A particle of mass m, kinetic energy $K$ and linear momentum $p$ collides head on elastically with another particle of mass $2m$ at rest. Match the following (after collision) –

$\begin{array}{cc}\text{Column-I}& \text{Column-II}\\ \text{(A) momentum of first particle}& \text{(P)}\frac{4}{3}p\\ \text{(B) momentum of second particle}& \text{(Q)}\frac{8K}{9}\\ \text{(C) Kinetic energy of first particle}& \text{(R)}-\frac{p}{3}\\ \text{(D) Kinetic energy of second particle}& \left(S\right)\frac{K}{9}\end{array}$

Which of the following option has the correct combination considering column-I and column-II

• A.
  $C\to S$
• B.
  $D\to P,R$
• C.
  $B\to Q$
• D.
  $A\to P,Q$

Answer 1

The correct option is A

$C\to S$
Let $m_1$ and $m_2$ be the mass of two collision bodies.

$u_1$ and $u_2$ be their velocities before collisions $v_1$ and $v_1$ be their velocities after collisions
In the given situation,
$m_1=m;m_2=2m{u}_1=u_1;u_2=0$
Using conservation of momentum and energy we have equations.
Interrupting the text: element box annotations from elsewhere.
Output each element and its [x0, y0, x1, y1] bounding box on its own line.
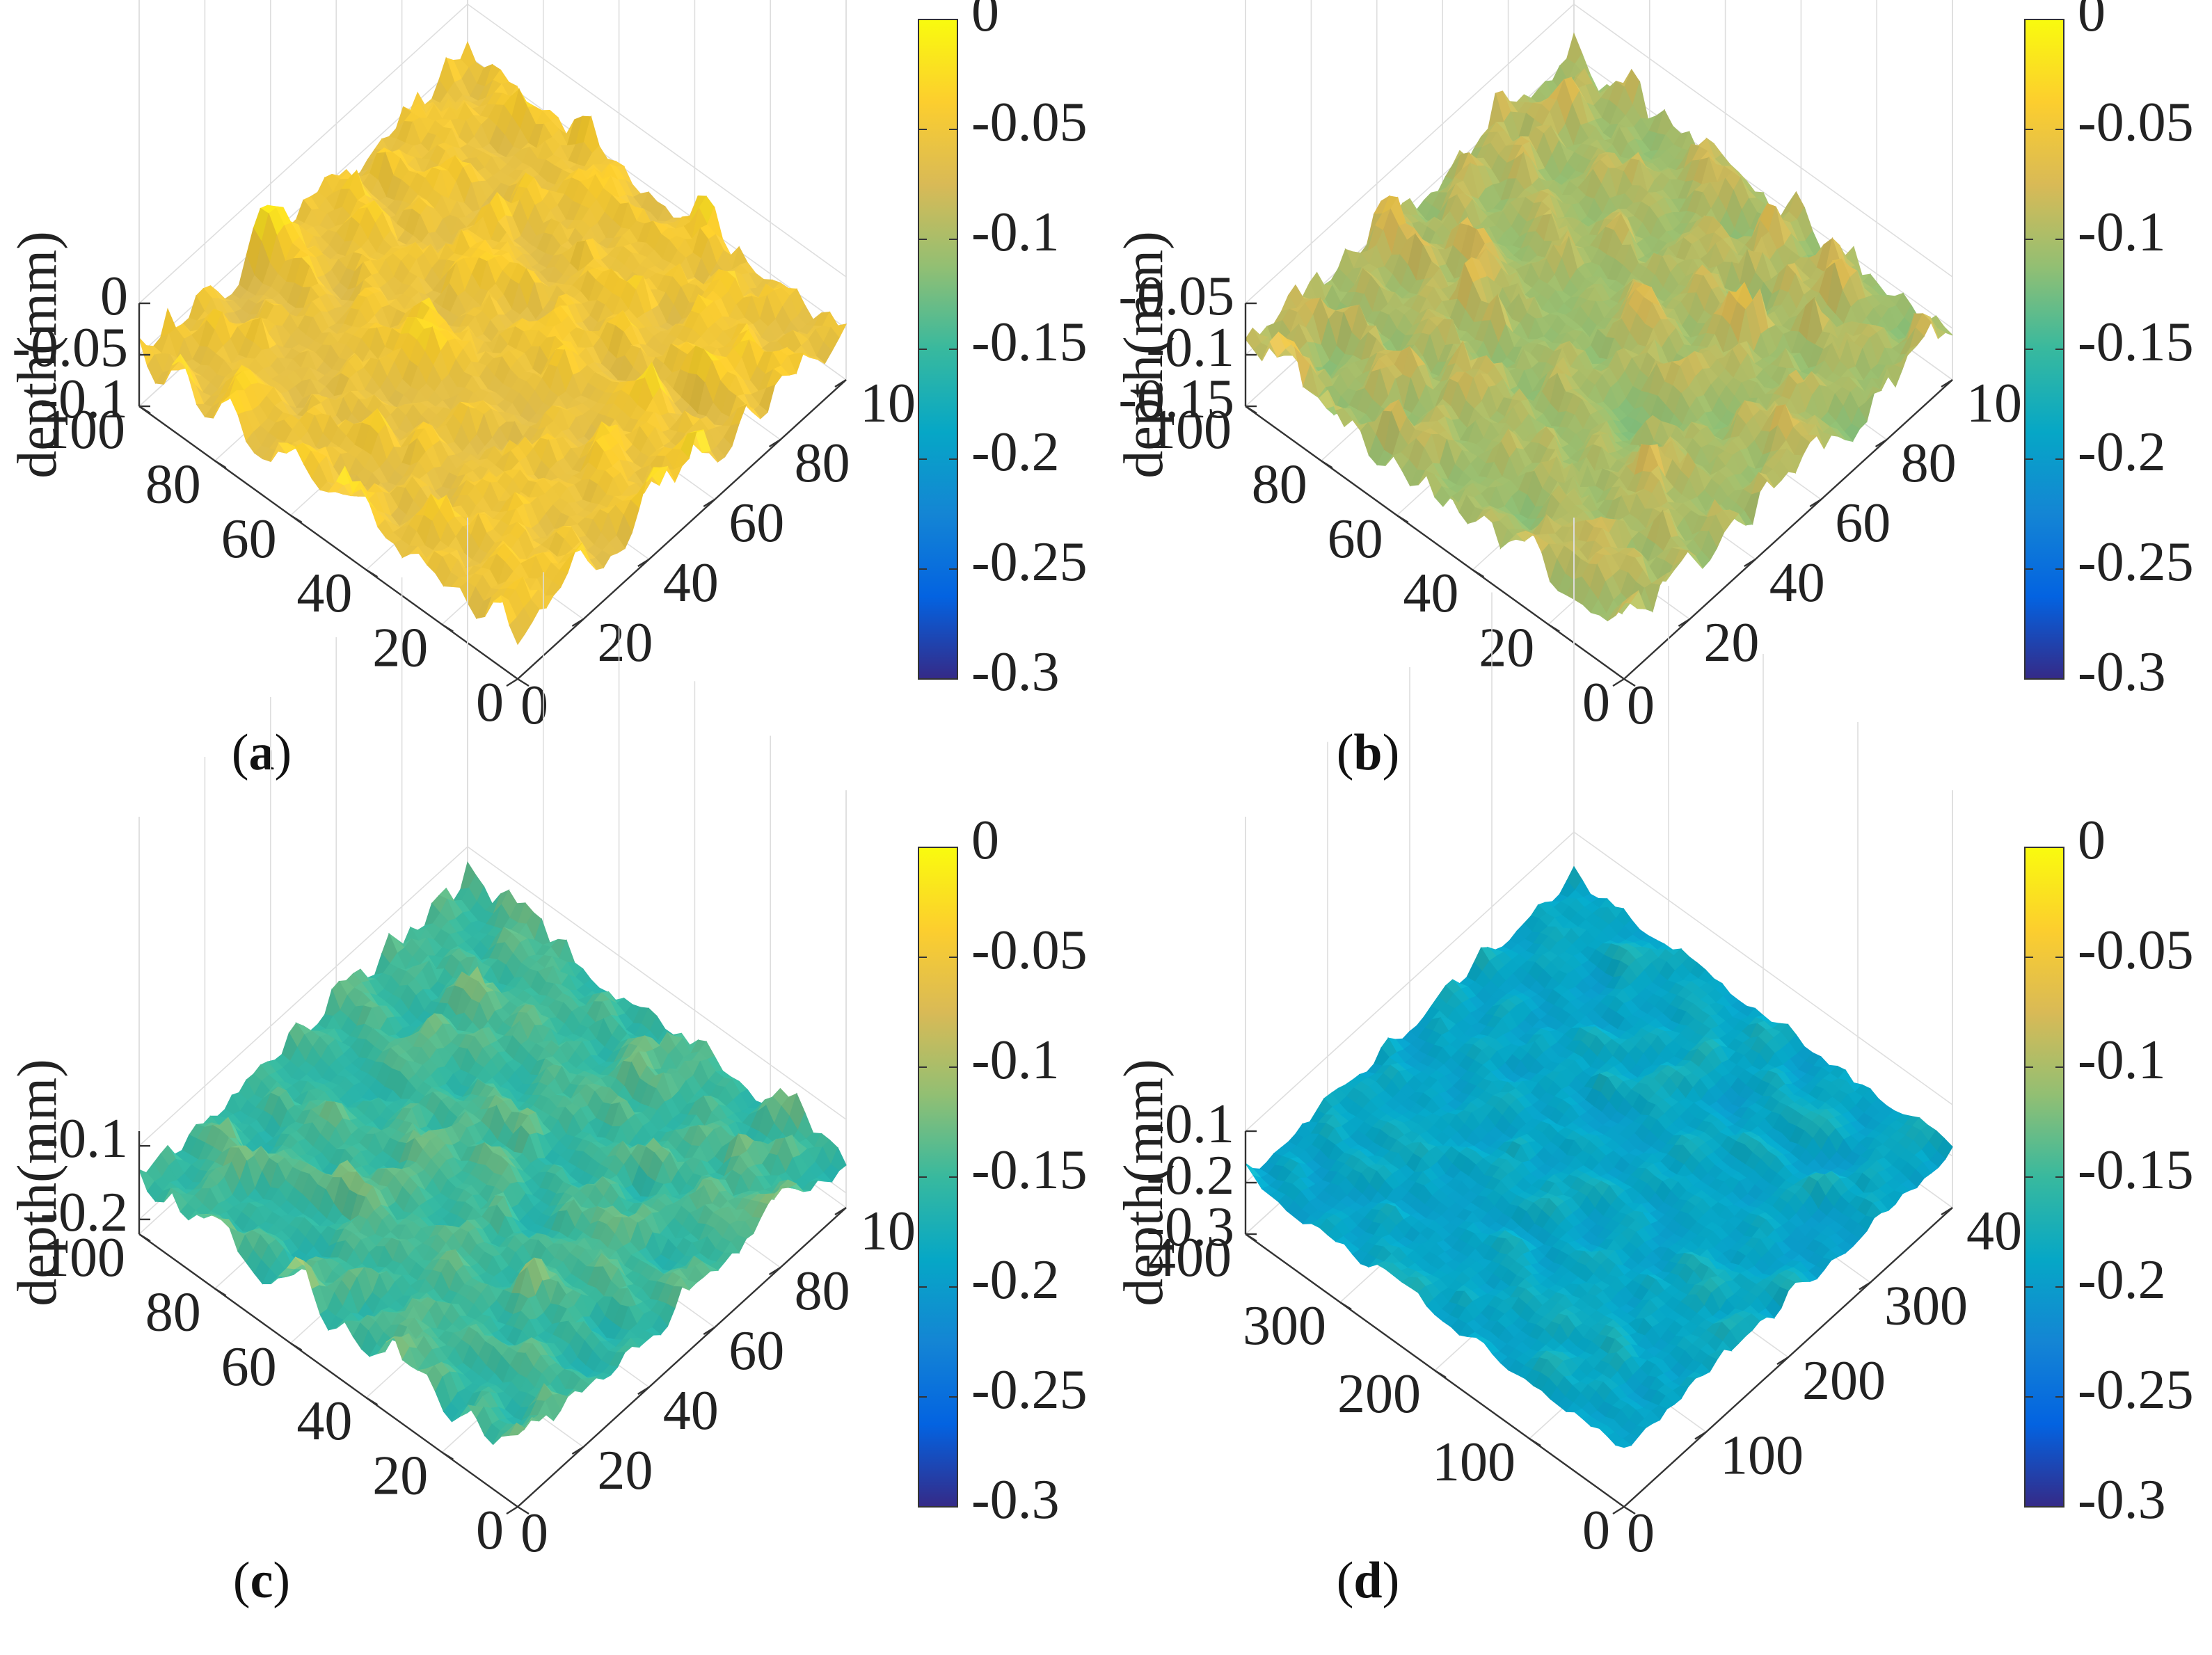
x-tick-label: 80	[1901, 433, 1957, 494]
surface-plot-b: 020406080100020406080100-0.05-0.1-0.15de…	[1113, 0, 2194, 736]
colorbar-tick-label: -0.05	[971, 92, 1088, 153]
y-tick-label: 100	[42, 399, 125, 461]
x-tick-label: 40	[1769, 552, 1825, 614]
y-tick-label: 60	[1328, 509, 1383, 570]
x-tick-label: 80	[795, 433, 850, 494]
surface-plot-a: 0204060801000204060801000-0.05-0.1depth(…	[7, 0, 1088, 736]
colorbar-tick-label: -0.25	[2078, 531, 2194, 593]
x-axis-line	[517, 379, 847, 680]
y-tick-label: 40	[296, 563, 352, 624]
x-tick-label: 40	[663, 552, 719, 614]
colorbar-tick-label: -0.25	[971, 531, 1088, 593]
x-tick-label: 0	[1627, 675, 1655, 736]
z-tick-label: -0.15	[1118, 369, 1234, 430]
colorbar-tick-label: -0.15	[971, 312, 1088, 373]
y-tick-label: 40	[1403, 563, 1458, 624]
x-tick-label: 60	[1835, 493, 1891, 554]
panel-c: 0 20 40 60 80 100 0 20 40 60 80 100 -0.1 -0.2 depth(mm…	[0, 518, 1106, 1655]
y-tick-label: 0	[1582, 672, 1610, 733]
y-tick-label: 80	[1252, 454, 1307, 515]
colorbar-tick-label: -0.1	[2078, 202, 2166, 263]
colorbar-tick-label: -0.05	[2078, 92, 2194, 153]
y-tick-label: 0	[476, 672, 504, 733]
x-tick-label: 20	[597, 612, 653, 673]
z-axis-label: depth(mm)	[1113, 231, 1175, 478]
y-tick-label: 20	[372, 618, 428, 679]
panel-a: 0 20 40 60 80 100 0 20 40 60 80 100 0 -0.05 -0.1 depth(…	[0, 0, 1106, 827]
x-tick-label: 20	[1703, 612, 1759, 673]
x-axis-line	[1623, 379, 1953, 680]
y-axis-line	[138, 406, 518, 680]
y-tick-label: 100	[1148, 399, 1232, 461]
colorbar-tick-label: -0.3	[2078, 641, 2166, 703]
colorbar-tick-label: -0.2	[971, 422, 1060, 483]
colorbar-tick-label: -0.3	[971, 641, 1060, 703]
surface-facet	[1615, 595, 1632, 616]
y-tick-label: 60	[221, 509, 277, 570]
colorbar-tick-label: -0.15	[2078, 312, 2194, 373]
colorbar-tick-label: 0	[971, 0, 999, 43]
x-tick-label: 60	[729, 493, 784, 554]
z-axis-label: depth(mm)	[7, 231, 68, 478]
caption-b: (b)	[1336, 724, 1400, 781]
colorbar-tick-label: -0.2	[2078, 422, 2166, 483]
surface-plot-c: 020406080100020406080100-0.1-0.2depth(mm…	[7, 518, 1088, 1564]
caption-a: (a)	[231, 724, 292, 781]
z-tick-label: -0.05	[12, 317, 128, 378]
z-tick-label: -0.1	[40, 369, 128, 430]
y-axis-line	[1245, 406, 1625, 680]
y-tick-label: 20	[1479, 618, 1534, 679]
z-tick-label: -0.1	[1146, 317, 1234, 378]
colorbar-tick-label: -0.1	[971, 202, 1060, 263]
panel-b: 0 20 40 60 80 100 0 20 40 60 80 100 -0.05 -0.1 -0.15 de…	[1106, 0, 2212, 827]
z-tick-label: -0.05	[1118, 266, 1234, 327]
colorbar-tick-label: 0	[2078, 0, 2106, 43]
y-tick-label: 80	[145, 454, 201, 515]
surface-facet	[509, 617, 525, 646]
z-tick-label: 0	[100, 266, 128, 327]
$v_1=\left(\frac{m_1-m_2}{m_1+m_2}\right)u_1+\left(\frac{2m_1}{m_1+m_2}\right)u_2...\left(1\right)$

$v_2=\left(\frac{m_2-m_1}{m_1+m_2}\right)u_2+\left(\frac{2m_1}{m_1+m_2}\right)u_1...\left(2\right)$
Putting values given in question in equation (1) and (2) ; We get:
$v_1=\frac{-u_1}{3}$ & $v_2=\frac{2}{3}{u}_1$
According to question
$P=m_1{v}_1$ & $K=\frac{1}{2}{m}_1{v}_1^2$
Final momentum of mass $m_1$
$\Rightarrow m_1{v}_1=\frac{-m{u}_1}{3}=-\frac{P}{3}$

Final K.E of mass $m_1;$
$\Rightarrow \frac{1}{2}{m}_1{v}_1^2=\frac{1}{2}{m}_1\times \frac{u_1^2}{9}=\frac{K}{9}$

Final Momentum of mass $m_2$
$\Rightarrow m_2{v}_2=2m{v}_2=2m\times \frac{2}{3}{u}_1=\frac{4}{3}P$
Final KE of mass $m_2\Rightarrow \frac{1}{2}{m}_2{v}_2^2\Rightarrow \frac{1}{2}\times 2m\times \left(\frac{4}{9}{u}_1^2\right)\Rightarrow \frac{8K}{9}$

Matching the option we
$(A\to R)(B\to P)(C\to S)(D\to Q)$